For the Naïve Bayes classifier, we chose to use the Complement Naïve Bayes due to its ability to handle imbalanced classes in the target feature. We used a train-test-split ratio of 80/20 because it yielded the highest accuracy of any ratio we tested, without overfitting the model too much. We then applied a minmax scalar because the model only accepts positive values as input. After that we did a grid search to perform hyperparameter tuning on the only hyperparameter in a complement naïve Bayes model, using accuracy as our scoring metric. 

In [9]:
# Drop highly correlated variables
# 0.9 Threshold as described in Milestone 3

# Histogram mode and median highly correlate with hisogram mean
df.drop(['histogram_median', 'histogram_mode', ], axis=1, inplace=True)

In [10]:
# seperate target feature
X = df.drop(['fetal_health'], axis=1)
y = df['fetal_health']

In [11]:
# Splitting the data into train and test sets
X_train, X_test, y_train, y_test = train_test_split(X, y, test_size = 0.20, random_state=0)

In [12]:
# Scaling
scaler = MinMaxScaler()
# I had to use this particular scalar because of negative numbers error
X_train = scaler.fit_transform(X_train)
X_test = scaler.transform(X_test)

### Hyperparameter Tuning for Model Training

In [13]:
# gridsearch values
grid_vals = {"alpha": [0.1, 0.2, 0.3, 0.4, 0.5, 0.6, 0.7, 0.8, 0.9, 
                       1, 2, 3, 4, 5, 6, 7, 8, 9, 
                      10, 11, 12, 13, 14, 15, 16, 17, 18, 19,
                      20, 21, 22, 23, 24, 25, 26, 27, 28, 29,
                      30, 31, 32, 33, 34, 35, 36, 37, 38, 39,
                      40, 41, 42, 43, 44, 45, 46, 47, 48, 49,
                      50, 51, 52, 53, 54, 55, 56, 57, 48, 59,
                      60, 61, 62, 63, 64, 65, 66, 67, 68, 69,
                      70, 71, 72, 73, 74, 75, 76, 77, 78, 79,
                      80, 81, 82, 83, 84, 85, 86, 87, 88, 89,
                      90, 91, 92, 93, 94, 95, 96, 97, 98, 99, 100]}

In [14]:
# gridsearch model
grid_lr = GridSearchCV(estimator=ComplementNB(), param_grid=grid_vals, scoring='accuracy', 
                       cv=6, refit=True, return_train_score=True) 

In [15]:
#Training and Prediction
tuned_classifier = grid_lr.fit(X_train, y_train)
tuned_preds = grid_lr.best_estimator_.predict(X_test)

In [16]:
# Print the tuned parameters and score
print("Tuned Gaussian NB Parameter: {}".format(grid_lr.best_params_))

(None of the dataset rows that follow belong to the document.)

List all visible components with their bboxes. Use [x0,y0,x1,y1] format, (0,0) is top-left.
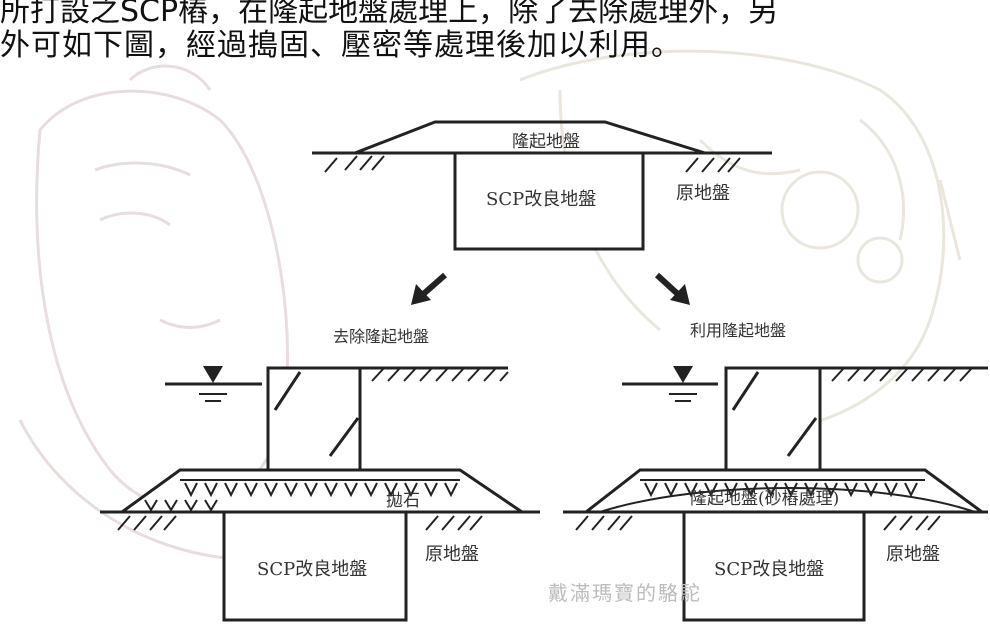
top-heave-label: 隆起地盤 [512,132,580,152]
intro-line-2: 外可如下圖，經過搗固、壓密等處理後加以利用。 [0,28,682,63]
left-caption: 去除隆起地盤 [333,327,429,346]
watermark: 戴滿瑪寶的駱駝 [548,581,702,605]
intro-text: 所打設之SCP樁，在隆起地盤處理上，除了去除處理外，另 外可如下圖，經過搗固、壓… [0,0,990,63]
left-diagram: 拋石 SCP改良地盤 原地盤 [100,366,540,622]
right-rubble-pattern [644,482,918,498]
right-treated-label: 隆起地盤(砂樁處理) [690,489,839,509]
left-original-label: 原地盤 [425,544,479,565]
left-rubble-pattern [144,482,458,512]
top-improved-label: SCP改良地盤 [486,189,596,210]
left-water-marker [203,366,223,383]
top-original-label: 原地盤 [676,183,730,204]
right-water-marker [673,366,693,383]
arrow-right [654,272,690,305]
top-diagram: 隆起地盤 SCP改良地盤 原地盤 [312,120,772,251]
left-rubble-mound [117,468,527,514]
top-original-ground-hatch-left [324,155,385,173]
arrow-left [411,272,447,305]
right-scp-box [682,510,866,622]
right-original-label: 原地盤 [886,544,940,565]
left-caisson [266,366,362,472]
left-improved-label: SCP改良地盤 [257,559,367,580]
left-scp-box [222,510,408,622]
top-original-ground-hatch-right [685,157,741,173]
right-heave-curve [599,487,976,513]
right-improved-label: SCP改良地盤 [714,559,824,580]
intro-line-1: 所打設之SCP樁，在隆起地盤處理上，除了去除處理外，另 [0,0,779,29]
top-scp-box [453,151,645,251]
right-caisson [724,366,822,472]
right-caption: 利用隆起地盤 [690,321,786,340]
right-diagram: 隆起地盤(砂樁處理) SCP改良地盤 原地盤 [563,366,988,622]
left-rubble-label: 拋石 [386,491,420,511]
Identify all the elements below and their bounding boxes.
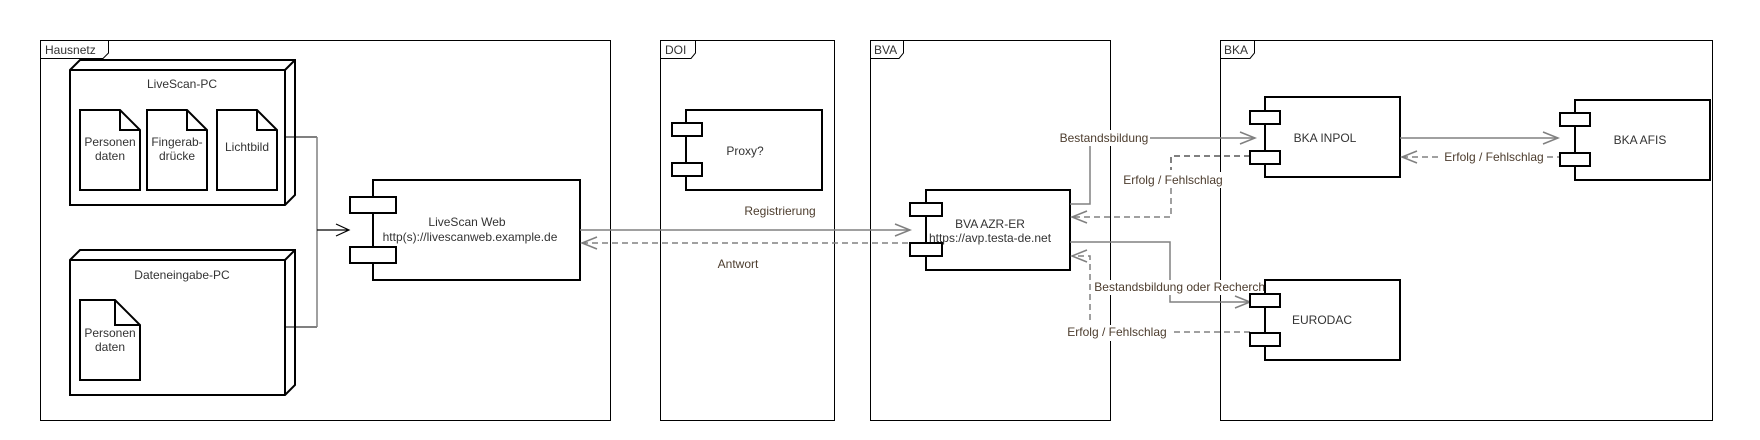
connector-pcs-to-livescan-web [285,136,351,328]
port-icon [1249,293,1281,308]
port-icon [909,202,943,217]
node-dateneingabe-pc-label: Dateneingabe-PC [134,268,230,282]
node-dateneingabe-pc[interactable]: Dateneingabe-PC Personen daten [69,249,296,396]
document-personendaten-line1: Personen [84,135,135,149]
component-eurodac-name: EURODAC [1292,313,1352,327]
component-livescan-web[interactable]: LiveScan Web http(s)://livescanweb.examp… [349,179,581,281]
port-icon [1249,150,1281,165]
component-proxy[interactable]: Proxy? [671,109,823,191]
document-personendaten[interactable]: Personen daten [79,109,141,191]
connector-erfolg-eurodac-label: Erfolg / Fehlschlag [1067,325,1166,339]
node-livescan-pc-label: LiveScan-PC [147,77,217,91]
component-livescan-web-name: LiveScan Web [428,215,505,229]
frame-bva-label: BVA [874,43,897,57]
port-icon [1559,152,1591,167]
document-personendaten-2[interactable]: Personen daten [79,299,141,381]
port-icon [671,162,703,177]
document-personendaten-line2: daten [95,149,125,163]
document-lichtbild[interactable]: Lichtbild [216,109,278,191]
connector-erfolg-afis: Erfolg / Fehlschlag [1399,150,1560,164]
frame-bka-label: BKA [1224,43,1248,57]
port-icon [349,246,397,264]
component-proxy-name: Proxy? [726,144,764,158]
connector-registrierung-label: Registrierung [744,204,815,218]
connector-erfolg-eurodac: Erfolg / Fehlschlag [1063,249,1250,341]
connector-bestandsbildung: Bestandsbildung [1060,130,1258,205]
component-bka-afis[interactable]: BKA AFIS [1559,99,1711,181]
connector-erfolg-inpol-label: Erfolg / Fehlschlag [1123,173,1222,187]
document-lichtbild-label: Lichtbild [225,140,269,154]
document-fingerabdruecke-line1: Fingerab- [151,135,202,149]
connector-inpol-afis [1400,131,1561,145]
frame-hausnetz-label: Hausnetz [45,43,96,57]
port-icon [1249,110,1281,125]
connector-bestandsbildung-recherche: Bestandsbildung oder Recherche [1070,241,1272,309]
connector-antwort: Antwort [579,236,910,271]
connector-antwort-label: Antwort [718,257,759,271]
port-icon [1559,112,1591,127]
connector-erfolg-afis-label: Erfolg / Fehlschlag [1444,150,1543,164]
component-livescan-web-url: http(s)://livescanweb.example.de [383,230,558,244]
component-bva-azr-er[interactable]: BVA AZR-ER https://avp.testa-de.net [909,189,1071,271]
connector-bestandsbildung-label: Bestandsbildung [1060,131,1149,145]
frame-doi-label: DOI [665,43,686,57]
document-personendaten-2-line1: Personen [84,326,135,340]
component-bka-afis-name: BKA AFIS [1614,133,1667,147]
component-bka-inpol-name: BKA INPOL [1294,131,1357,145]
document-fingerabdruecke[interactable]: Fingerab- drücke [146,109,208,191]
component-eurodac[interactable]: EURODAC [1249,279,1401,361]
port-icon [909,242,943,257]
port-icon [349,196,397,214]
document-fingerabdruecke-line2: drücke [159,149,195,163]
connector-bestandsbildung-recherche-label: Bestandsbildung oder Recherche [1094,280,1272,294]
component-bva-azr-er-url: https://avp.testa-de.net [929,231,1052,245]
port-icon [1249,332,1281,347]
component-bka-inpol[interactable]: BKA INPOL [1249,96,1401,178]
connector-erfolg-inpol: Erfolg / Fehlschlag [1069,155,1250,224]
document-personendaten-2-line2: daten [95,340,125,354]
frame-bka: BKA [1220,40,1713,421]
component-bva-azr-er-name: BVA AZR-ER [955,217,1025,231]
port-icon [671,122,703,137]
node-livescan-pc[interactable]: LiveScan-PC Personen daten Fingerab- drü… [69,59,296,206]
connector-registrierung: Registrierung [580,204,913,237]
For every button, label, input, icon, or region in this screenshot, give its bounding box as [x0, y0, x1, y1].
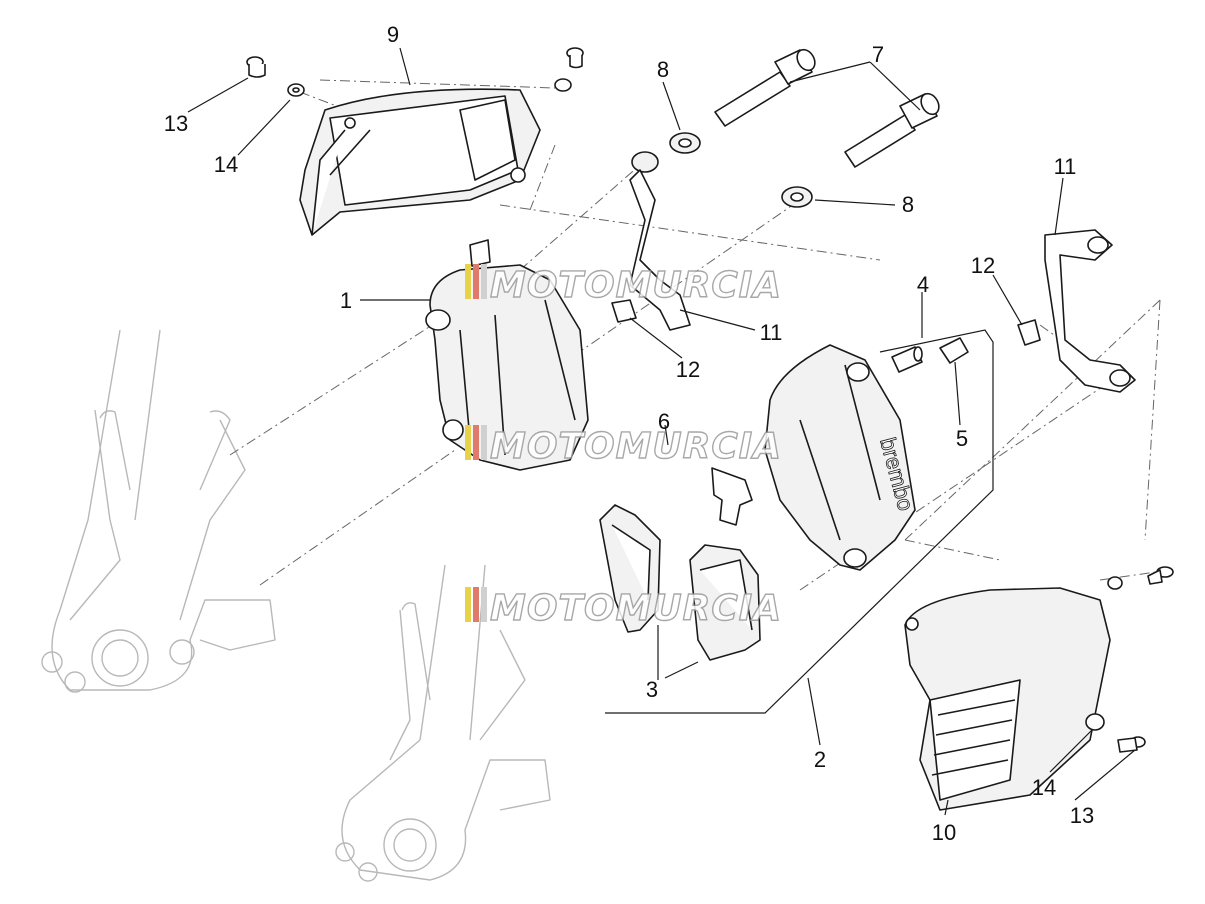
- part-6-pad-spring: [711, 467, 753, 526]
- callout-2: 2: [814, 747, 826, 772]
- leader-lines: [187, 47, 1136, 816]
- part-14-washer-upper: [287, 83, 305, 97]
- watermark-middle: MOTOMURCIA: [465, 425, 782, 468]
- part-13-screw-upper-right: [566, 47, 584, 69]
- part-8-spacer-lower: [781, 186, 813, 208]
- callout-7: 7: [872, 42, 884, 67]
- callout-11: 11: [760, 320, 783, 345]
- watermark-stripe: [473, 425, 479, 460]
- callout-8-lower: 8: [902, 192, 914, 217]
- part-2-brake-caliper-right: brembo: [764, 344, 919, 571]
- part-5-valve-cap: [939, 337, 969, 364]
- part-14-washer-upper-right: [554, 78, 572, 92]
- callout-8: 8: [657, 57, 669, 82]
- part-7-caliper-bolt-b: [844, 92, 940, 168]
- watermark-stripe: [473, 587, 479, 622]
- callout-1: 1: [340, 288, 352, 313]
- watermark-stripe: [481, 264, 487, 299]
- callout-labels: 9 13 14 7 8 8 1 11 12 4 5 11 12 6 3 2 10…: [164, 22, 1094, 845]
- watermark-stripe: [473, 264, 479, 299]
- watermark-text: MOTOMURCIA: [490, 588, 782, 629]
- part-8-spacer-mid: [631, 151, 659, 173]
- callout-6: 6: [658, 409, 670, 434]
- part-12-clip-left: [611, 299, 637, 323]
- callout-9: 9: [387, 22, 399, 47]
- part-8-spacer-upper: [669, 132, 701, 154]
- part-3-brake-pad-a: [599, 504, 661, 633]
- callout-3: 3: [646, 677, 658, 702]
- watermark-top: MOTOMURCIA: [465, 264, 782, 307]
- watermark-text: MOTOMURCIA: [490, 265, 782, 306]
- callout-14: 14: [214, 152, 238, 177]
- callout-14-lower: 14: [1032, 775, 1056, 800]
- watermark-stripe: [481, 425, 487, 460]
- part-14-washer-lower-right: [1107, 576, 1123, 590]
- part-7-caliper-bolt-a: [714, 48, 816, 127]
- callout-11-right: 11: [1054, 154, 1077, 179]
- watermark-bottom: MOTOMURCIA: [465, 587, 782, 630]
- part-11-bracket-right: [1044, 229, 1136, 393]
- callout-12: 12: [676, 357, 700, 382]
- part-2-bracket-outline: [605, 329, 994, 714]
- part-11-bracket-left: [629, 169, 691, 331]
- watermark-text: MOTOMURCIA: [490, 426, 782, 467]
- part-13-screw-lower: [1117, 736, 1146, 753]
- part-13-screw-upper: [246, 56, 266, 78]
- watermark-stripe: [481, 587, 487, 622]
- fork-leg-right-ghost: [335, 564, 551, 882]
- callout-13-lower: 13: [1070, 803, 1094, 828]
- part-13-screw-lower-right: [1147, 566, 1174, 585]
- callout-4: 4: [917, 272, 929, 297]
- part-10-brake-duct-cover-lower: [904, 587, 1111, 811]
- watermark-stripe: [465, 425, 471, 460]
- part-3-brake-pad-b: [689, 544, 761, 661]
- part-12-clip-right: [1017, 319, 1041, 346]
- part-9-brake-duct-cover-upper: [299, 88, 541, 236]
- callout-10: 10: [932, 820, 956, 845]
- callout-12-right: 12: [971, 253, 995, 278]
- part-4-bleed-valve: [891, 346, 923, 373]
- callout-13: 13: [164, 111, 188, 136]
- callout-5: 5: [956, 426, 968, 451]
- fork-leg-left-ghost: [41, 329, 276, 693]
- watermark-stripe: [465, 587, 471, 622]
- part-14-washer-lower: [1085, 713, 1105, 731]
- watermark-stripe: [465, 264, 471, 299]
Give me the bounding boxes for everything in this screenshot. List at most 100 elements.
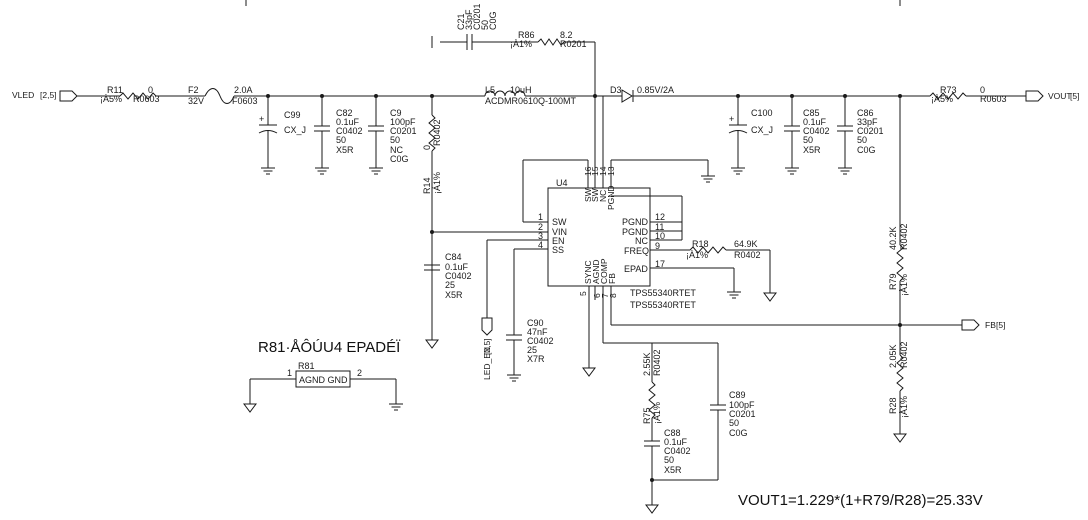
c89-ref: C89 (729, 390, 746, 400)
d3-value: 0.85V/2A (637, 85, 674, 95)
r75-resistor[interactable]: 2.55K R0402 R75 ¡À1% (642, 349, 662, 441)
ground-icon (726, 291, 742, 299)
r79-resistor[interactable]: 40.2K R0402 R79 ¡À1% (888, 96, 909, 355)
c86-diel: C0G (857, 145, 876, 155)
c86-capacitor[interactable]: C86 33pF C0201 50 C0G (837, 96, 884, 175)
vout-formula: VOUT1=1.229*(1+R79/R28)=25.33V (738, 492, 983, 509)
f2-fuse[interactable]: F2 32V 2.0A F0603 (188, 85, 258, 106)
c88-value: 0.1uF (664, 437, 688, 447)
resistor-zigzag-icon (119, 92, 157, 100)
c86-volt: 50 (857, 135, 867, 145)
r79-pkg: R0402 (899, 223, 909, 250)
c21-capacitor[interactable]: C21 33pF C0201 50 C0G (431, 3, 508, 50)
r81-net-tie[interactable]: R81 AGND GND 1 2 (249, 361, 397, 404)
r73-pkg: R0603 (980, 94, 1007, 104)
svg-text:FREQ: FREQ (624, 246, 649, 256)
led-en-net-ref: [2,5] (482, 338, 492, 355)
svg-text:17: 17 (655, 259, 665, 269)
c90-capacitor[interactable]: C90 47nF C0402 25 X7R (506, 249, 554, 382)
svg-text:PGND: PGND (622, 227, 649, 237)
r18-pkg: R0402 (734, 250, 761, 260)
svg-text:12: 12 (655, 212, 665, 222)
c85-diel: X5R (803, 145, 821, 155)
r18-ref: R18 (692, 239, 709, 249)
u4-ic[interactable]: U4 TPS55340RTET TPS55340RTET 1 SW 2 VIN … (432, 165, 734, 368)
c9-ref: C9 (390, 108, 402, 118)
svg-text:2: 2 (538, 222, 543, 232)
f2-volt: 32V (188, 96, 204, 106)
svg-text:5: 5 (578, 291, 588, 296)
r14-pkg: R0402 (432, 119, 442, 146)
l5-inductor[interactable]: L5 10uH ACDMR0610Q-100MT (484, 85, 577, 106)
c21-value: 33pF (464, 9, 474, 30)
c89-value: 100pF (729, 400, 755, 410)
r75-value: 2.55K (642, 352, 652, 376)
vled-net-label: VLED (12, 90, 34, 100)
c9-diel: C0G (390, 154, 409, 164)
r86-pkg: R0201 (560, 39, 587, 49)
c9-volt: 50 (390, 135, 400, 145)
vout-net-label: VOUT (1048, 91, 1072, 101)
c100-capacitor[interactable]: + C100 CX_J (728, 96, 773, 175)
c99-capacitor[interactable]: + C99 CX_J (258, 96, 306, 175)
vout-port[interactable]: VOUT [5] (1025, 90, 1079, 102)
c9-capacitor[interactable]: C9 100pF C0201 50 C0G NC (368, 96, 417, 175)
led-en-port-arrow-icon (481, 317, 493, 336)
c82-ref: C82 (336, 108, 353, 118)
c89-pkg: C0201 (729, 409, 756, 419)
c82-capacitor[interactable]: C82 0.1uF C0402 50 X5R (314, 96, 363, 175)
svg-text:NC: NC (598, 190, 608, 202)
svg-text:4: 4 (538, 240, 543, 250)
ground-icon (368, 167, 384, 175)
r11-resistor[interactable]: R11 0 ¡À5% R0603 (100, 85, 160, 104)
r75-pkg: R0402 (652, 349, 662, 376)
c100-ref: C100 (751, 108, 773, 118)
fb-port[interactable]: FB [5] (961, 319, 1005, 331)
r14-resistor[interactable]: R14 0 ¡À1% R0402 (422, 96, 442, 340)
c21-ref: C21 (456, 13, 466, 30)
c85-capacitor[interactable]: C85 0.1uF C0402 50 X5R (784, 96, 830, 175)
vled-port[interactable]: VLED [2,5] (12, 90, 78, 102)
ground-icon (730, 167, 746, 175)
fb-net-ref: [5] (996, 320, 1005, 330)
c86-pkg: C0201 (857, 126, 884, 136)
svg-text:VIN: VIN (552, 227, 567, 237)
c88-pkg: C0402 (664, 446, 691, 456)
c90-ref: C90 (527, 318, 544, 328)
c88-ref: C88 (664, 428, 681, 438)
diode-icon (621, 89, 633, 103)
c82-volt: 50 (336, 135, 346, 145)
svg-text:EPAD: EPAD (624, 264, 648, 274)
resistor-zigzag-icon (896, 354, 904, 392)
led-en-port[interactable]: LED_EN [2,5] (481, 240, 493, 380)
c89-capacitor[interactable]: C89 100pF C0201 50 C0G (652, 390, 756, 481)
c88-capacitor[interactable]: C88 0.1uF C0402 50 X5R (644, 428, 691, 505)
ground-icon (260, 167, 276, 175)
svg-text:EN: EN (552, 236, 565, 246)
ground-icon (314, 167, 330, 175)
c84-capacitor[interactable]: C84 0.1uF C0402 25 X5R (424, 232, 472, 300)
d3-diode[interactable]: D3 0.85V/2A (610, 85, 674, 103)
r73-resistor[interactable]: R73 0 ¡À5% R0603 (929, 85, 1007, 104)
resistor-zigzag-icon (428, 114, 436, 152)
svg-text:6: 6 (592, 293, 602, 298)
c84-value: 0.1uF (445, 262, 469, 272)
c9-extra: NC (390, 145, 403, 155)
resistor-zigzag-icon (537, 38, 565, 46)
r18-resistor[interactable]: R18 64.9K ¡À1% R0402 (686, 239, 771, 293)
c85-pkg: C0402 (803, 126, 830, 136)
c84-ref: C84 (445, 252, 462, 262)
ground-icon (582, 367, 596, 377)
svg-text:13: 13 (606, 166, 616, 176)
svg-text:SW: SW (552, 217, 567, 227)
resistor-zigzag-icon (929, 92, 967, 100)
r28-resistor[interactable]: 2.05K R0402 R28 ¡À1% (888, 341, 909, 434)
c99-polarity: + (259, 114, 264, 124)
r18-value: 64.9K (734, 239, 758, 249)
c90-volt: 25 (527, 345, 537, 355)
svg-text:7: 7 (600, 293, 610, 298)
r81-pin2: 2 (357, 368, 362, 378)
vout-net-ref: [5] (1070, 91, 1079, 101)
l5-part: ACDMR0610Q-100MT (485, 96, 577, 106)
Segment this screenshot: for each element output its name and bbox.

Tuned Gaussian NB Parameter: {'alpha': 49}


### Evaluation

In [17]:
# cross validate
scores3 = cross_validate(tuned_classifier, X_train, y_train, return_train_score=True)
scores_df3 = pd.DataFrame(scores3)

In [18]:
scores_df3.mean()
# Looks like we could be over fitting but the model is performing better than null

fit_time       1.152596
score_time     0.000000
test_score     0.847059
train_score    0.850147
dtype: float64

In [19]:
# Print the Confusion Matrix
cm = confusion_matrix(y_test, tuned_preds)
conf_mat = pd.DataFrame(get_tpr_fnr_fpr_tnr(cm)).transpose()
conf_mat

Unnamed: 0,TPR,FNR,FPR,TNR
1,0.892638,0.107362,0.3,0.7
2,0.534483,0.465517,0.105978,0.894022
3,0.595238,0.404762,0.026042,0.973958


In evaluation of the complement naïve Bayes model, we primarily used accuracy but also looked more closely at false positive rates, false negative rates, true positive rates, and true negative rates. For the test data, the average accuracy was approximately 84.7% and for the test data the average accuracy was approximately 85%. This could imply some overfitting is happening with this model. But when we look more closely at the true positive rates for each of the categorical outcomes, we do have some serious concerns. It appears that this model is very accurate at predicting healthy outcomes, with an accuracy of 89%, but much worse at correctly predicting other fetal health outcomes. Since that is really the purpose of this model, we conclude that this model is not suitable for deployment.